No seu livro The Decline of Mercy in Public Life, os professores de ciências políticas, Alex Tuckness e John M. Parrish, traçam a queda das expressões cívicas de misericórdia do mundo antigo para o mundo moderno e descobrem que o Iluminismo - com toda a sua meritória ênfase na justiça imparcial e na igualdade perante a lei - criou ou acentuou uma tensão entre misericórdia e justiça que acabou por quebrar a favor de uma justiça dura e uniforme em oposição a um mundo com maior espaço para a misericórdia. E assim, ao que parece, historicamente, podemos acompanhar a ascensão do perdão a par da queda da misericórdia.

O perdão, como Konstan implica, parece ser algo moral, interpessoal, dinâmico, mas com uma base emocional. É uma prática, mas é uma prática emocional. 
Numa das formulações académicas mais comuns de perdão, a de Charles Griswold1, o perdão é descrito como um processo explicitamente social, de duas pessoas, que deve satisfazer uma série de condições: por exemplo, o malfeitor deve admitir a sua responsabilidade pelo mal que fez; deve renunciar às suas acções; deve expressar o seu pesar pelas consequências; deve comprometer-se a tornar-se o tipo de pessoa que não causa tais danos; deve mostrar que compreende a natureza e o impacto das suas acções e deve dar conta de como veio a fazer o mal e de como pretende ser melhor. 

É, como Konstan aludiu, um processo transformador, algo de que Griswold é franco: enquanto o infractor passa por um processo de desenvolvimento e expressão de pesar por transgressões anteriores, o que implica uma certa reorientação para si próprio e para o seu passado, a parte lesada também experimenta uma mudança quase total nos sentimentos e planos em relação ao infractor, o que implica uma reorientação para os seus sentimentos passados e intenções futuras.

Para Griswold, o perdão inclui a renúncia ao ressentimento e à vingança. Concordo que estes são componentes necessários do perdão, mas é útil aqui dizer uma palavra sobre misericórdia. 

Jean Hampton definiu assim a misericórdia: "Enquanto que o perdão é uma mudança do coração que surge da nossa decisão de ver o que fez o mal como moralmente decente em vez de mau, a misericórdia é a suspensão ou atenuação de uma punição que de outra forma seria merecida como retribuição, e que é concedida por piedade e compaixão pelo malfeitor". 

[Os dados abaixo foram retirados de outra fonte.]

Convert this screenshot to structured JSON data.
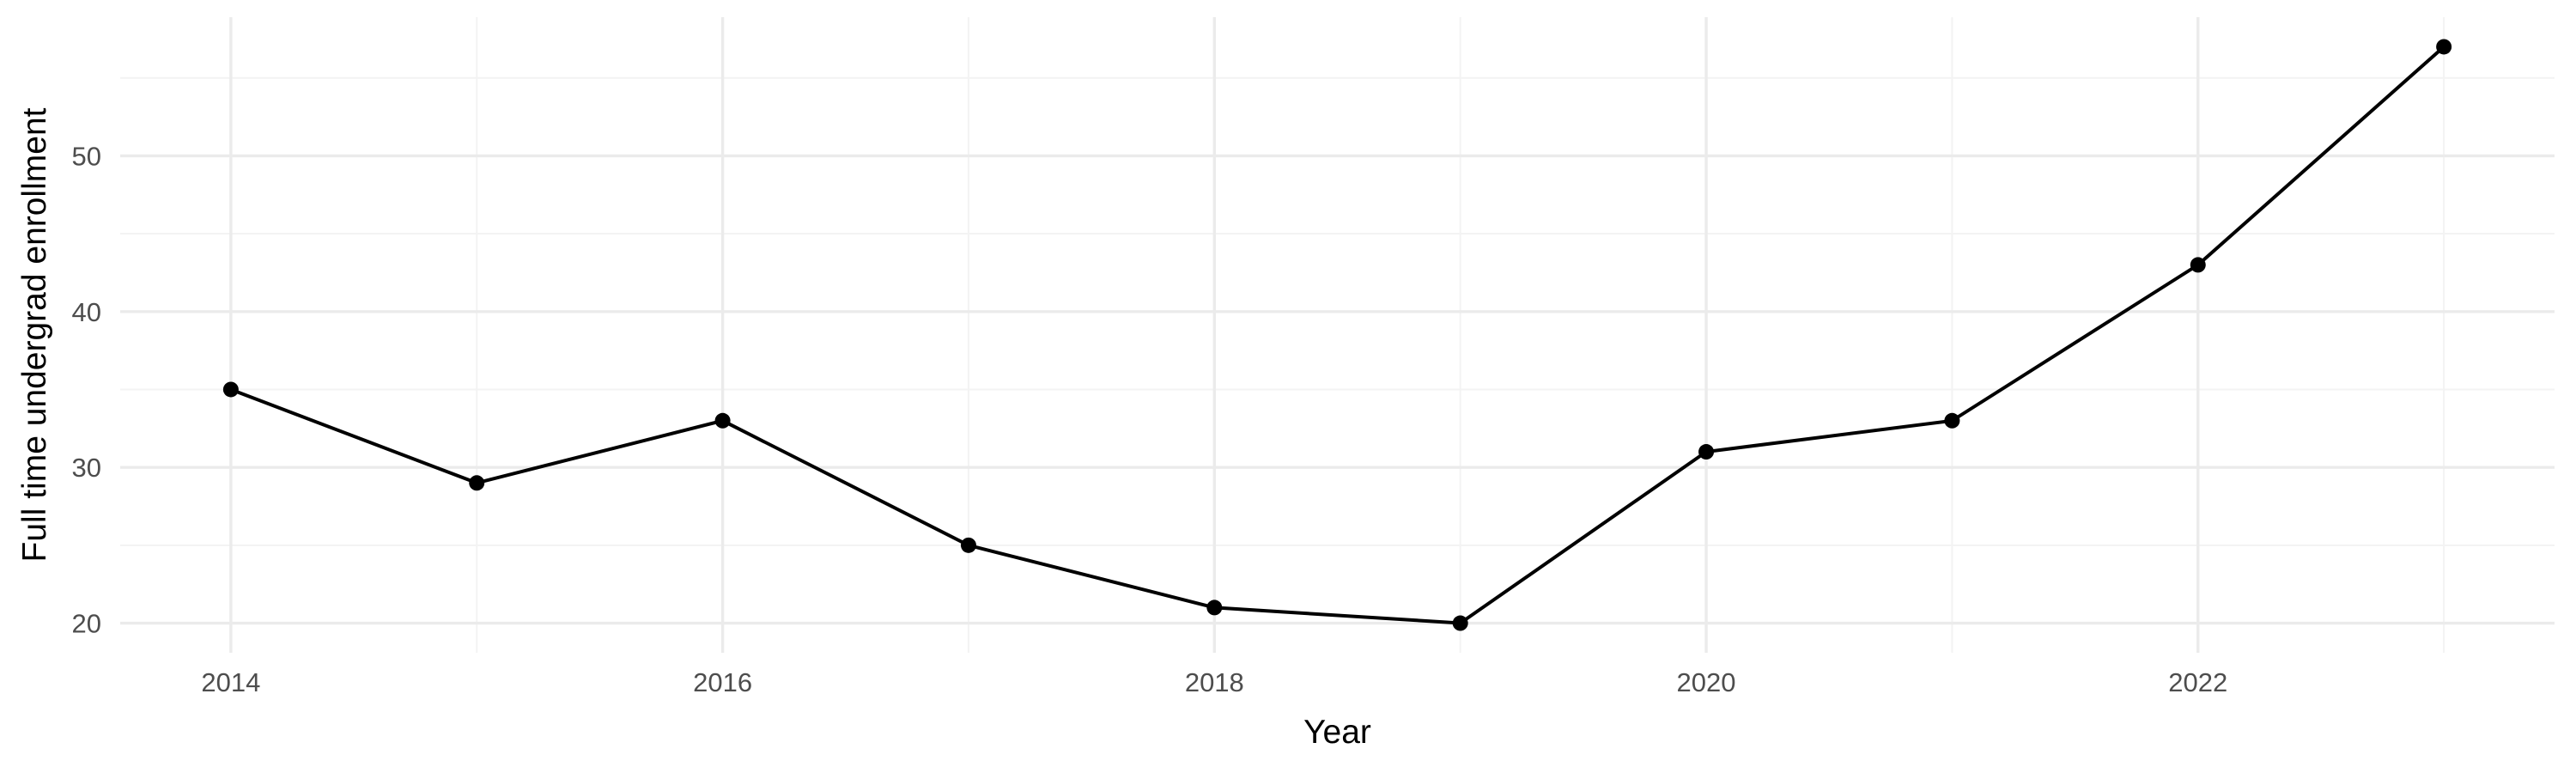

Séneca pode questionar as causas da misericórdia de Hampton, mas o princípio é praticamente inalterado: misericórdia é quando se tem o direito de exigir algum tipo de pena ou castigo a alguém por ter sido por ele prejudicado e se opta por pedir menos do que se poderia ou até nada. 

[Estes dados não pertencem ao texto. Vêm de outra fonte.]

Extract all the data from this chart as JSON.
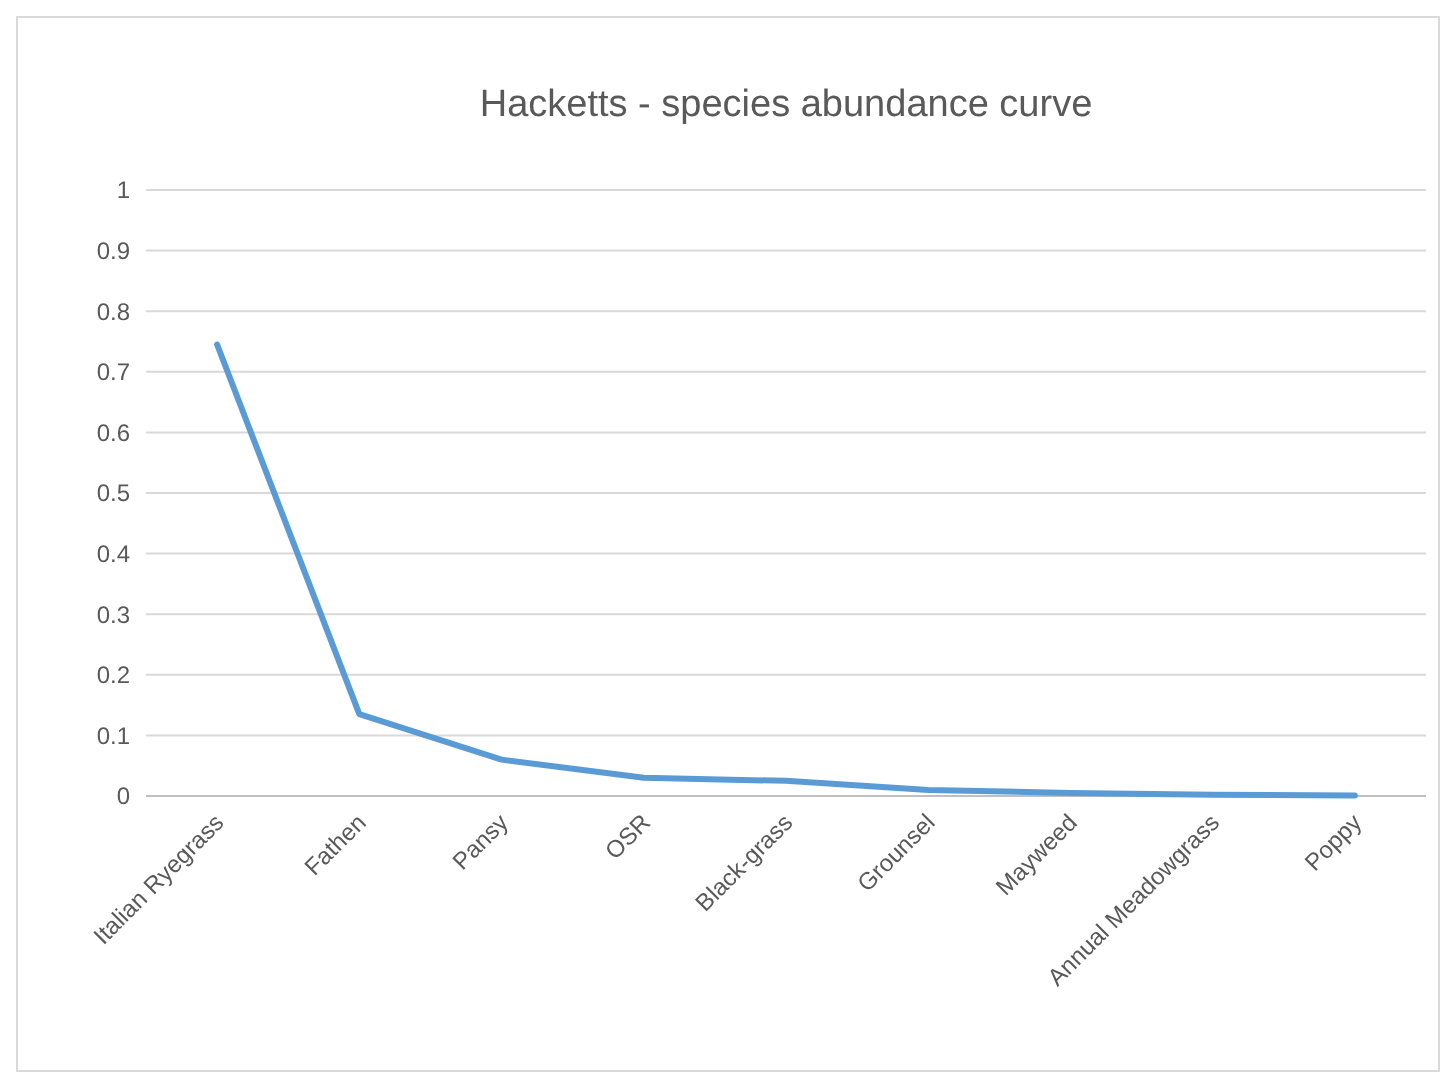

É fácil ver como a misericórdia, neste sentido, constitui um elemento de perdão - embora Hampton saliente que os dois podem existir independentemente um do outro. Ela dá o exemplo da puritana Nova Inglaterra, onde um criminoso, se estivesse prestes a ser enforcado mas se arrependesse do seu crime, poderia ter a comunidade a oferecer-lhe um festim, reconciliando-se com ele - e depois enforcá-lo-iam na mesma.  Assim se vê que é possível ter o perdão e nenhuma misericórdia - isto é, os dois conceitos podem ser dissociados.

Pela minha parte, sou jornalista e não filósofa, por isso o que tenho em mente quando uso o termo perdão é provavelmente menos exacto - não tenho a certeza absoluta se o perdão deve ser condicional ou incondicional e suspeito que provavelmente varia de caso para caso - mas sinto que tem a ver com a renúncia a um conjunto emocional de direitos ou privilégios que se adquire quando se é magoado. Depois direi mais sobre este ângulo particular do perdão, mas devo salientar que no meu trabalho como jornalista encontrei razões para pensar desta forma sobre o perdão.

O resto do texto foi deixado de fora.